Special thanks to Francis Wade of 2TimeLabs for his sharing his expertise.
Though women and men have the same amount of time, women seem to manage more time demands and have developed more skillful time practices to grapple with perceived “time scarcity,” according to detailed time-use studies by New South Wales’s Lyn Craig and Janeen Baxter of University of Queensland.
They found that working mothers invest more hours taking care of children and doing housework than their working husbands.
This finding validates the idea that women do a “Second Shift” of work – at home and at the office, described by University of California Berkeley’s Arlie Hochschild.
Personal anecdotes from of women stretched between “two shifts” validate these research findings, distilled in journalist Brigid Schulte’s popular Overwhelmed: Work, Love, and Play When No One Has the Time.
To grapple with time demands that may seem to outweigh available time resources, women typically engage in significantly more mechanical time management behaviors like planning, listing, and scheduling, found University of Missouri’s Therese Macan, Comila Shahani of Hofstra University and Robert Dipboye of University of South Florida, who developed the Time Management Behaviors (TMB) inventory
Many, but not all, gender differences appear to hold across countries and cultures: Like Macan’s team, Karadeniz Technical University’s Abdülkadir Pehlivan noted that women use more listing, planning and programming than men.
In contrast, male volunteers said they feel more in charge of their time management behaviors, even when they don’t employ the same systematic time procedures as women.
However in a U.S. investigation, females reported better perceived “control” of time, based on using “mechanical” techniques like setting and prioritizing goals as well as planning, reported West Virginia University’s Ranjita Misra and Michelle McKean.
In addition, women said they organize tasks and workspaces more frequently than men.
Despite this efficiency, women paid a price with higher anxiety and lower leisure satisfaction, which may explain the need to develop improved practices.
Males, in contrast, reported more leisure activities and less anxiety.

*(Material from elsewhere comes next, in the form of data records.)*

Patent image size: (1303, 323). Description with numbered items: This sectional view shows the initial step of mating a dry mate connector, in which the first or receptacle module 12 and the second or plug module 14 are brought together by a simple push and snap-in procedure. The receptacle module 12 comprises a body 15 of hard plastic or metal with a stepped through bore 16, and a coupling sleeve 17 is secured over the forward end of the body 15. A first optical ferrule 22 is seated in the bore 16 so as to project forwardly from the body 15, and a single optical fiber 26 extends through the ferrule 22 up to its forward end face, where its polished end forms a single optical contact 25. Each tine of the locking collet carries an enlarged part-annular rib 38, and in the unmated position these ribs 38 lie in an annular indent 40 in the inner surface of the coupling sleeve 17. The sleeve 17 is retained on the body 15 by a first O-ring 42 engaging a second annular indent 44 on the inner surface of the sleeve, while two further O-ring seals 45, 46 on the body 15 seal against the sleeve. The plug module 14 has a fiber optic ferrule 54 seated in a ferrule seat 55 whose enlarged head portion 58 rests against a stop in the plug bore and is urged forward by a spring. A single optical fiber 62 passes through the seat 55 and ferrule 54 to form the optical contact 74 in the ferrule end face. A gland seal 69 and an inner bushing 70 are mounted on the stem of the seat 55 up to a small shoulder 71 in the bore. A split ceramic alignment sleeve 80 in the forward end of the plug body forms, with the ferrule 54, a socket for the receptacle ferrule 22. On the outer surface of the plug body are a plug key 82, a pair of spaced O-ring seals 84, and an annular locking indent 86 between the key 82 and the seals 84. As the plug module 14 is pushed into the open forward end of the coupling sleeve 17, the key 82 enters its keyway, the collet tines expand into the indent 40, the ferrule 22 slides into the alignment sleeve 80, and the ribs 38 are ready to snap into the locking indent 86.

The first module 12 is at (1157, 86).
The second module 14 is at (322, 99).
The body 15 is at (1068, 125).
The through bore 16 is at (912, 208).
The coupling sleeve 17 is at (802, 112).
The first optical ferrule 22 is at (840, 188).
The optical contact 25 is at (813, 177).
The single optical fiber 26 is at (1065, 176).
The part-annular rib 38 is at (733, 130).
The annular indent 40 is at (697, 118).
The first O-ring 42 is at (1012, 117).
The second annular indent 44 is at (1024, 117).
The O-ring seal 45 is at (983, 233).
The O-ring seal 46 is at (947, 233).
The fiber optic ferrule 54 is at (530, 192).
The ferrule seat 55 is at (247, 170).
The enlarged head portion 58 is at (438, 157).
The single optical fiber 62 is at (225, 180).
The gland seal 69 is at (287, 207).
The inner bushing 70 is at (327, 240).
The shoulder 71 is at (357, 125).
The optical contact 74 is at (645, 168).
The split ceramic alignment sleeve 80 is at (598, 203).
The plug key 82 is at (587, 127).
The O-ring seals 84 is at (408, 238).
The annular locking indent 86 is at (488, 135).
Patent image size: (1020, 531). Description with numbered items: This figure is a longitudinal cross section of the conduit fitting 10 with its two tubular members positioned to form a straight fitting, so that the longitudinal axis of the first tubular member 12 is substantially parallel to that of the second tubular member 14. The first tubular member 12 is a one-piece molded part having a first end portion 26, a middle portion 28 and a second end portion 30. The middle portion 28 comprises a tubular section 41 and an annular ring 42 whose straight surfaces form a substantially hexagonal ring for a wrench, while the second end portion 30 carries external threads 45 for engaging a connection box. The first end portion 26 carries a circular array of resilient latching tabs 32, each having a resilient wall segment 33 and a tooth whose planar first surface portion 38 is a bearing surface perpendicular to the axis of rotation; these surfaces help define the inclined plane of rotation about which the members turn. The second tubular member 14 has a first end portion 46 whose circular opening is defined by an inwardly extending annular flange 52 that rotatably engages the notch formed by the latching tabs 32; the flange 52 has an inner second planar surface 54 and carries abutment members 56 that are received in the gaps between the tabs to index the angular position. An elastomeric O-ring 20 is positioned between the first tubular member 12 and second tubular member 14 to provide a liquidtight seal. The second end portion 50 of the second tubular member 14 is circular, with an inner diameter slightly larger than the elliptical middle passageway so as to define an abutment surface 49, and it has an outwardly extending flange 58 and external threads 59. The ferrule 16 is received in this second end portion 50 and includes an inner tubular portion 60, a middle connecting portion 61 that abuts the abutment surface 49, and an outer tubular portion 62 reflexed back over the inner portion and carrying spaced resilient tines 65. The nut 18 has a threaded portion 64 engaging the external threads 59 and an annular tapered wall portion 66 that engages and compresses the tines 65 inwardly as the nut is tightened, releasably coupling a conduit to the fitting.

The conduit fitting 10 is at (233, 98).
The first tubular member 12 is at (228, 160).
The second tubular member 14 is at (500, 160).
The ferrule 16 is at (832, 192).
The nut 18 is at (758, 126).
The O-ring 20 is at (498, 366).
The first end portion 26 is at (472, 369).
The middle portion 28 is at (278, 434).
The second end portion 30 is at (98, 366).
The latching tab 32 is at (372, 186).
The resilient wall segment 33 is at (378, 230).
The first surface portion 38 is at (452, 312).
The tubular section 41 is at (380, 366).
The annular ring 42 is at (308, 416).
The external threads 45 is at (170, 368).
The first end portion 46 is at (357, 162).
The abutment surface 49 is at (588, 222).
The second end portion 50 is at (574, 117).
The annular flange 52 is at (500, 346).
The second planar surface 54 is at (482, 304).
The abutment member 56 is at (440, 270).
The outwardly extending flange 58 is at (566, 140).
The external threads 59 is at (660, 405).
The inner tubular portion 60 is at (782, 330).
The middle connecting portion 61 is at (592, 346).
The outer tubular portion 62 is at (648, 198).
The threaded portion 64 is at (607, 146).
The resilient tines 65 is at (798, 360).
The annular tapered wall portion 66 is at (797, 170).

In addition, Australian Time Organisation and Management Scale (ATOMS), developed by University of Western Sydney’s Tanya Covic Meade, B.J. Adamson, M. Lincoln and P.L. Kench revealed that 71% of women volunteers recognize this gender difference in time practices: Women respondents and Meade’s team concluded that “females may be better at carrying out behavioral activities associated with time management, such as making lists and keeping a diary.”
Another study found that female student volunteers reported considerably greater use of time “management” skills than male students in a five-year investigation by Keele University’s Mark Trueman and James Hartley and in similar research by Al Ain University of Science and Technology Ahmad Saleh Al Khatib.
These gender differences also persisted in specific working environments such as nursing in University of Istanbul’s study by Hatice Kaya with Nurten Kaya, Aylin Öztürk Palloş, Leyla Küçük, which found that female students were able to manage their time better than male students.
Because time is a limited and valuable resource, Uludag University’s Jale Eldeleklioglu suggested the life skill of time “management” should begin at a young age in school: ” …male students’ time management skills are not as developed as female students’ (so we need) more programs to reduce anxiety and improve students’ time management skills.”
-*What differences have you observed in the ways that women and men interact with available time?
-*What practices have you found beneficial in managing time demands?